Clark herself is peculiarly positioned at the peak of her game, perhaps. She’s got a lot left to give and with three winners under her belt, it’s as if she’s just begun. Byrne presents a wise and hardened veteran that is still full of tricks up his sleeve. On “I Am An Ape” Byrne is able to deploy a story circled around the evolution of man and perhaps, his admittance to what the subconscious feels. The horns behind him paint a Middle-eastern vibe where the sway of the song is the importance and the overall feel is a slinking, effervescent swoon. It leads strangely flawlessly into Clark’s “The Forest Awakes,” that finds her succeeding with a Sufjan Stevens spectrum, a la The Age of Adz, and she allows the instruments around her to plod and finely layer the staccato vibe to accompany her illustriously beautiful voice. The only song that Byrne wrote and Clark sings (the rest of the lyrics are their respective singer’s words), the discord and clash of the instruments against Clark’s stunning voice is a wondrous effect. The horns and layers are absolutely rendered to augment the songwriter’s style and it makes for a fantastic display of skill and songcraft.

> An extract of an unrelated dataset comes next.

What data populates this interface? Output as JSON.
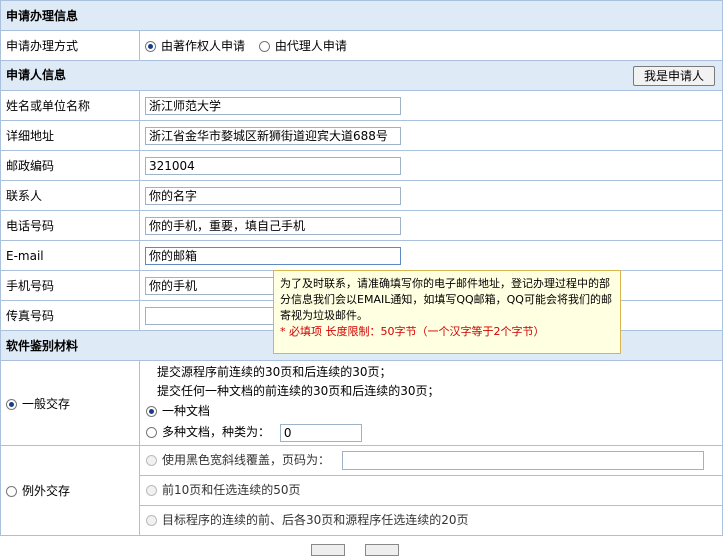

The album art form itself is surely losing a lot of steam and it’s not just because of the digital world we live in. It lies in a lost ditch sometimes because of the immediacy people crave and the way it’s fed to us. It’s exceptional to hear Clark and Byrne asking who to start it all. Who will save us from such a mindless aim? The horns on Love this Giant are definitely remarkable and they’re never cloying, never show-stealing, never over-abundant. Byrne and Clark are fully aware of their scope and the instruments reveal a balance that is uncanny in the world of pop music. These pop sensibilities are allowed to swell over, into and around each other; each song blends the seams of the core into a fragmented, disjointed, appropriately-meshing of sounds and in the end, Love this Giant is a magnificent triumph because of it all.